True Crime Tuesdays: A Deadly American Marriage
Review Overview
Craft
9Helen Archer | On 01, Jul 2025
True crime documentaries featuring interviews with the perpetrator have enjoyed something of an upsurge recently, though it remains a controversial approach. The danger of allowing the criminal to speak over their victims – or of minimising the damage they have done – is every-present, as is the prospect of filmmakers themselves being manipulated by their own subjects’ protestations of innocence. The best of this format allows for the accused to expose themselves for what they are, in their own words. A Deadly American Marriage, directed by Jessica Burgess and Jenny Popplewell, is one of the more successful of such attempts.
The feature-length documentary tells the story of the death of Jason Corbett at the hands of his wife, Molly Martens, and her father, Tom, a retired FBI officer. The Martens are interviewed extensively, but so too are Jason’s two children Jack and Sarah, who were aged 10 and 8 respectively when their stepmother took a cinderblock to their father’s head. Between them – and the various police, lawyers, friends and family – the film untangles Jason’s violent end, what led up to it, and what followed.

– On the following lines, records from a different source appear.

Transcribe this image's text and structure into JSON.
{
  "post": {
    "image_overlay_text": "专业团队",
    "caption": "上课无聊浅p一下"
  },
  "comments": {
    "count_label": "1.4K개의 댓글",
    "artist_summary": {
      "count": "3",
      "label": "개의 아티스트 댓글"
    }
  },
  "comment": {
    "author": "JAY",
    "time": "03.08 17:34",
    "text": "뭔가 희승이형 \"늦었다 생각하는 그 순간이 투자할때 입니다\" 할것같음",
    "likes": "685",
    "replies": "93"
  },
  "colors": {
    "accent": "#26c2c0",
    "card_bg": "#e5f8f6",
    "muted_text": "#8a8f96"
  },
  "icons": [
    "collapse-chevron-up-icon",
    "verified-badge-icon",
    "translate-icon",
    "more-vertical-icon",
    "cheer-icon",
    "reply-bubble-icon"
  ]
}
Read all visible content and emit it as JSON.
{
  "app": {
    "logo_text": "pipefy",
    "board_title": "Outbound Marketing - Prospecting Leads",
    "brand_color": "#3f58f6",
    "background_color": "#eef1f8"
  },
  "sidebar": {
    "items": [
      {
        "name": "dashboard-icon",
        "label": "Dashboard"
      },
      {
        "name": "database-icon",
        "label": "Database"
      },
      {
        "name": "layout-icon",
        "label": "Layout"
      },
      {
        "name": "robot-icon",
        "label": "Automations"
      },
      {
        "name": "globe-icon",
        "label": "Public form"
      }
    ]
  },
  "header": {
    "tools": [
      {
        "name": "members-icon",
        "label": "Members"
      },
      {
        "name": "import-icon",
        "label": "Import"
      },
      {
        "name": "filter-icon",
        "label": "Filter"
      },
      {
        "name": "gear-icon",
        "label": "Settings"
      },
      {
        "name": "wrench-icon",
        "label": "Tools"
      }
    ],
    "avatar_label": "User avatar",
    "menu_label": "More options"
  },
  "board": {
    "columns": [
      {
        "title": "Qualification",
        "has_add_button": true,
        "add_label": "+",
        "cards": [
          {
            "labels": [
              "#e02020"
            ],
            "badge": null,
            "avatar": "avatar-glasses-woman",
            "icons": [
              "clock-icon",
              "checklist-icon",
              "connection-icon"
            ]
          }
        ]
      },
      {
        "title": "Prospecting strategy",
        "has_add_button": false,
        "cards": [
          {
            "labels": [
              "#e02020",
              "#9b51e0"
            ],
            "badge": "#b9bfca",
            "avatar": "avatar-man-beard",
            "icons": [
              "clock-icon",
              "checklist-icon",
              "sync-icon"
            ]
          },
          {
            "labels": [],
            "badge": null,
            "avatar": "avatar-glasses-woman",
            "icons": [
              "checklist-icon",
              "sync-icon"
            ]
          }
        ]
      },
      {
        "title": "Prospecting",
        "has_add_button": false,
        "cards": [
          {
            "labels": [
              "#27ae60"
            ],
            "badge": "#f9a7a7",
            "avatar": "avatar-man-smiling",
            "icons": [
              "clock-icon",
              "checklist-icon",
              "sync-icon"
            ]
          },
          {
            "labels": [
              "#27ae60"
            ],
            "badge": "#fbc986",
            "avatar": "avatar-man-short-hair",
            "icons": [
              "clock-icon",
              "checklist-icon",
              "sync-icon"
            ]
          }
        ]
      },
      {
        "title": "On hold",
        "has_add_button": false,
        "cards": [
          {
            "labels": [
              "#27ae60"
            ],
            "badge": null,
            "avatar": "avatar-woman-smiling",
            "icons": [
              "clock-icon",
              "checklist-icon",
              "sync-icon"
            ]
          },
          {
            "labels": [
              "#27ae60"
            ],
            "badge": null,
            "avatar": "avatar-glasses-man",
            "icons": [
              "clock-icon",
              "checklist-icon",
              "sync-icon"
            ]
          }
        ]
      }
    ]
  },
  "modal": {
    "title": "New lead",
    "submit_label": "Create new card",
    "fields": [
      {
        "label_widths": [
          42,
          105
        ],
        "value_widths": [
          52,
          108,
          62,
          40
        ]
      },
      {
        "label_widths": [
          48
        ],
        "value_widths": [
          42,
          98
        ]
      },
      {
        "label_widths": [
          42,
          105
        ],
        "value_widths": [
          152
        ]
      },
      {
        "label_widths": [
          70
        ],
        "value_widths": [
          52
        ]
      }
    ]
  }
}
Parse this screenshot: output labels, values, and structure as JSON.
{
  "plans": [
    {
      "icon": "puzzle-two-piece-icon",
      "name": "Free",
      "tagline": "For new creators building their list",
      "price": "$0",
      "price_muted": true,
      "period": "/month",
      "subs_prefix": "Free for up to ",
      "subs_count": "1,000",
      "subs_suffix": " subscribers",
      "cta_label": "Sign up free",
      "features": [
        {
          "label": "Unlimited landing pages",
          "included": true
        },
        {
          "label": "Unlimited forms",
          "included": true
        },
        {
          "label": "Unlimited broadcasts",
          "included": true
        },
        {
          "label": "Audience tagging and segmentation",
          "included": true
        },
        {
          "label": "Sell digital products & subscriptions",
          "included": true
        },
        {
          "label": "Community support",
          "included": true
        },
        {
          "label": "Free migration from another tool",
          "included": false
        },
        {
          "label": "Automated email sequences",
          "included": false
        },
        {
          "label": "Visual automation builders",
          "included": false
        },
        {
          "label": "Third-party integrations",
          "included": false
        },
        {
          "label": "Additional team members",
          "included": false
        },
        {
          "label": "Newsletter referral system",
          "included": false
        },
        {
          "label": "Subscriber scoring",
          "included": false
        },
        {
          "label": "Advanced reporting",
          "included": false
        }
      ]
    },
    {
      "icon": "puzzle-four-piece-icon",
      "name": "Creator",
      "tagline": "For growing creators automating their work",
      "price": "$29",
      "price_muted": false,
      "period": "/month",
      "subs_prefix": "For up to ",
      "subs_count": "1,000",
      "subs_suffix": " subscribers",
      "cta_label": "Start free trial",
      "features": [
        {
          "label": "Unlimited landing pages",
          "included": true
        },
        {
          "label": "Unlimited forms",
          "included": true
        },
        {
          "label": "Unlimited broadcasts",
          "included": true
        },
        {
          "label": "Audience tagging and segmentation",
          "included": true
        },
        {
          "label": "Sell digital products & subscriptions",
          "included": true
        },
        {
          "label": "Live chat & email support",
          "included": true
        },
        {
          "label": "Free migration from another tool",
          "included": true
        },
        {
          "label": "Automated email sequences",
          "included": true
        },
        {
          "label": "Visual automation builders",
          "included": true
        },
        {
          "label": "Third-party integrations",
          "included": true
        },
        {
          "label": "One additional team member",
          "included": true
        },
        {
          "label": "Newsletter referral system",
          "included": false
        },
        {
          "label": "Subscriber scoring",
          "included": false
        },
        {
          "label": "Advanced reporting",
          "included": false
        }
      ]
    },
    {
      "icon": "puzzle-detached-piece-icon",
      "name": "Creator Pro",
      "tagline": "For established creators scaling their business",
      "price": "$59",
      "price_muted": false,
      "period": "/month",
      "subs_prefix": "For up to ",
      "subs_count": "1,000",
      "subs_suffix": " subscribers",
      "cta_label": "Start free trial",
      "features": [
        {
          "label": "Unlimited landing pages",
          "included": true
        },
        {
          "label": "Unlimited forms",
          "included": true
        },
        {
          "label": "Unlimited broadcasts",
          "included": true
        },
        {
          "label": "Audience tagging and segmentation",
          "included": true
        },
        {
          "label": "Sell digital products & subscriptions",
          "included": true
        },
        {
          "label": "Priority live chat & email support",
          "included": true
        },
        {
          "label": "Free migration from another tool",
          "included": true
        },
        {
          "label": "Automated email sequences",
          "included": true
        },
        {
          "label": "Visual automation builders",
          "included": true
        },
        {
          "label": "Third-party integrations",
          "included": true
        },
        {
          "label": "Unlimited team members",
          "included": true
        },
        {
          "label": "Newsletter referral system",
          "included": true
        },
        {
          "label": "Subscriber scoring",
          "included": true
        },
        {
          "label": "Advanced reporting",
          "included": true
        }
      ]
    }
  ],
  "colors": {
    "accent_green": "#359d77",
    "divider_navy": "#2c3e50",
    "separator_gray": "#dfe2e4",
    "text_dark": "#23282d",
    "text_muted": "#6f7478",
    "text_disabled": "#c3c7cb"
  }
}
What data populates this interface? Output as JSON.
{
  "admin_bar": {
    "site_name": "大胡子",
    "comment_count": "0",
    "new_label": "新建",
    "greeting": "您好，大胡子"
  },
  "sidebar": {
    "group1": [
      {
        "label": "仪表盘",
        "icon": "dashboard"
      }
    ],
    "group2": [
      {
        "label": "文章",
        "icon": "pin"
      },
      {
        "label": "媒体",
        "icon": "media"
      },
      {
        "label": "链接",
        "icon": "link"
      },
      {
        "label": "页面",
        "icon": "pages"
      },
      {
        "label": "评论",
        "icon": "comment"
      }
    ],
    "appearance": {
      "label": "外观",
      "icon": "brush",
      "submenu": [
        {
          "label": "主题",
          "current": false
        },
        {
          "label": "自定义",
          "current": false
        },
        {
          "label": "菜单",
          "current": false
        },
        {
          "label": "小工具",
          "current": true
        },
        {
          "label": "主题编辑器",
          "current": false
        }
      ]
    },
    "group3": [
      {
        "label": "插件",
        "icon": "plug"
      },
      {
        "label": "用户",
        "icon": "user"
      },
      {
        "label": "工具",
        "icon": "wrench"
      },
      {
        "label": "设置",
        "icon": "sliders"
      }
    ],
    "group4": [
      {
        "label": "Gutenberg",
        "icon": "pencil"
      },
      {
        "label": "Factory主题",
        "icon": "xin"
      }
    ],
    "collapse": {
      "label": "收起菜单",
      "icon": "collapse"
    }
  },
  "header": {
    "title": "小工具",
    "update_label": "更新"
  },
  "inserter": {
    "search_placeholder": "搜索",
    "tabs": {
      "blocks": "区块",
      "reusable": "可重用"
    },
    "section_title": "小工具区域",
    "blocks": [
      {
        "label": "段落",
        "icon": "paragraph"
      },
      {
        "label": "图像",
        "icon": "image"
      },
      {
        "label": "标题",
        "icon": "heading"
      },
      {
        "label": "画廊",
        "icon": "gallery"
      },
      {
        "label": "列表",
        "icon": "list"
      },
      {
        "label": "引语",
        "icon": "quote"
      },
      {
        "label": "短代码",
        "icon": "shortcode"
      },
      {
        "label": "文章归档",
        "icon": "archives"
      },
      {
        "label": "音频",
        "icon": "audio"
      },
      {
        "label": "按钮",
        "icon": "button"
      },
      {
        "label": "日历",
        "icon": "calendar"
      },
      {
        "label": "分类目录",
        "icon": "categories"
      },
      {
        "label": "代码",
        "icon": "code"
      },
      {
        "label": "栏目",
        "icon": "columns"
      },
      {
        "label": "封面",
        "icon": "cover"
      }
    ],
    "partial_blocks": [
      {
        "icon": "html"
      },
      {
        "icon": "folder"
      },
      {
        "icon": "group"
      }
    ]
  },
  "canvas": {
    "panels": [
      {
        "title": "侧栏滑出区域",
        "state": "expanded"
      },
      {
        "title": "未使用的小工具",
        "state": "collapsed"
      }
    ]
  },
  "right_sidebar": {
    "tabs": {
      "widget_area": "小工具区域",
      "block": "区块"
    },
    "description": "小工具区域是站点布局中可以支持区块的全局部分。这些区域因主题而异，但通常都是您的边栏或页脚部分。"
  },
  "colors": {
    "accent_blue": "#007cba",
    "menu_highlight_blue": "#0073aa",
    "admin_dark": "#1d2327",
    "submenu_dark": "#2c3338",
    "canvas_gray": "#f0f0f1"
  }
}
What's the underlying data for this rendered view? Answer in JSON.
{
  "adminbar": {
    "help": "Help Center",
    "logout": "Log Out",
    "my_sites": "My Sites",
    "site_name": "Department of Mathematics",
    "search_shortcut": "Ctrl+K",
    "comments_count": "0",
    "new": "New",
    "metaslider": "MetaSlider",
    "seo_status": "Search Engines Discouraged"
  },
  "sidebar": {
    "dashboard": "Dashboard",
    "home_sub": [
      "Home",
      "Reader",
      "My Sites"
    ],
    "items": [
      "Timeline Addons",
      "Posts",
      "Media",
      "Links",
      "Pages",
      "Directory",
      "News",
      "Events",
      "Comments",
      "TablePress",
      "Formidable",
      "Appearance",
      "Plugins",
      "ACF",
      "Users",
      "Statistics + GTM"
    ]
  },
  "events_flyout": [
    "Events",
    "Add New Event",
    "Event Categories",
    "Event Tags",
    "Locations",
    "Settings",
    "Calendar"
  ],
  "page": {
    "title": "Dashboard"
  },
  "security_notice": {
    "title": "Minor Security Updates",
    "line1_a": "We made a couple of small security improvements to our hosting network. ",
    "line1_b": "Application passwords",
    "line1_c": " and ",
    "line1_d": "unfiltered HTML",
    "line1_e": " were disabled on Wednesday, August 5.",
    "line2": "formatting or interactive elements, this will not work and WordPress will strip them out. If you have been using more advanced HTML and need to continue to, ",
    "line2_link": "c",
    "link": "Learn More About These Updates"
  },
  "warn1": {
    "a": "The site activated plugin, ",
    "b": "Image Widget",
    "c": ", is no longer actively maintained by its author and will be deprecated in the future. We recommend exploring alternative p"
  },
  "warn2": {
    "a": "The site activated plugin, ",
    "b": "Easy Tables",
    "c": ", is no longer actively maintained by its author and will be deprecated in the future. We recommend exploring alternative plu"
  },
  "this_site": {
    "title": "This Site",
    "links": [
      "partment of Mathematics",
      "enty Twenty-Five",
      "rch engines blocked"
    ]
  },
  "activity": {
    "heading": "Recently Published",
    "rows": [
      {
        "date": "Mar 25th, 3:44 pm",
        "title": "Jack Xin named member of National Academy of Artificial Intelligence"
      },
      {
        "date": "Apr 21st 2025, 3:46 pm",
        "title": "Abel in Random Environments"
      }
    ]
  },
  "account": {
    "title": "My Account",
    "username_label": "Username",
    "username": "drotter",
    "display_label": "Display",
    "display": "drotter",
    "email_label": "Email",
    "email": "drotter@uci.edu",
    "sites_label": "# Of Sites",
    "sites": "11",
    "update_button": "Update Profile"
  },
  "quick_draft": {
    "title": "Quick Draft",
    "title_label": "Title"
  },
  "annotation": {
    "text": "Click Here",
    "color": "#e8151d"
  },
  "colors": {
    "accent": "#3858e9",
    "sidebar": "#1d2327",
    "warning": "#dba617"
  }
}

Jason – a widower in Ireland with two young children – met Molly after she replied to his advertisement for an au pair. Coming from America to take the job, she inveigled her way into his life, soon enough making herself indispensable. Before long, Jason and Molly married, and the new family of four moved to the idyllic-looking Meadowlands of North Carolina, all vivid green lawns and landscaped gardens. Things seemed perfect on the outside, until 2nd August 2015, when Jason was beaten to death in his own bedroom, as his children slept. The crime scene photos only serve to highlight the violence of the attack, with blood-splattered walls and a sodden carpet, dotted with clumps of hair.
Molly and Tom’s claim was that Jason was the aggressor – despite neither of them having any kind of physical injury – and that this was an act of self-defence. Old letters and emails exchanged between the Jason and Molly point towards a breakdown of the marriage, and Jason’s plan to return, with his children, to Ireland. In the lead-up to Jason’s death, Molly was beginning to realise she would lose the children she claimed to love. Interviews with those who knew her, meanwhile, reveal Molly’s history of lying. She and her father paint Jason as drunk and abusive and, in the years following their father’s murder, Jack and Sarah would have to endure his second death – that of his name and reputation – as Tom and Molly’s defence relied on making him out to be a monster, responsible, even, for the death of his first wife, their mother Mags. For their part, the coldheartedness on display in the Martens’ interviews becomes increasingly apparent, reaching a crescendo as Jack and Sarah, in contrast, allow their tears to flow. Tom insists “I have no regrets”, while Molly now describes Jack and Sarah as “tools of evil”, taking no accountability for killing their surviving parent.
There is, too, an ever-present undercurrent of supremacy in the way the Martens talk about Jason – as an Irish man – and his family. The title of the documentary is telling – this was, specifically, an “American” marriage – one in which the Irish had to assimilate into American culture. Tom and Molly expose themselves throughout, speaking of the Corbett family as though they are bit part players in a narrative which revolves around the Martens, describing Jack and Sarah’s maternal grandfather as “an uneducated man” because of his thick accent, as though Ireland is some sort of backwater, the people in it inferior to them.
And yet it is their community in Ireland that ultimately saved Jack and Sarah, giving them back their sense of belonging and helping them come to terms with their terrible trauma. Jason’s sister Tracey and her husband David are the beating heart of this film, their gentle love and care bringing the siblings back to their roots, and to knowing and understanding their late parents. On their way to give their victim impact statements at the end of the documentary, and worried about seeing Tom and Molly in the court, they play a song their dad liked to listen to. Just before they disembark, David gives them a short pep talk: “Head up. Shoulders back. F*ck these people – they’re nothing to us.”
Killing their father was bad enough, but it was made so much worse by the Martens’ insistence that he was the perpetrator rather than the victim. But Jack and Sarah are so impressively dignified in this film – more than succeeding in their aim of reclaiming the good name of their father, and in setting the record straight once and for all.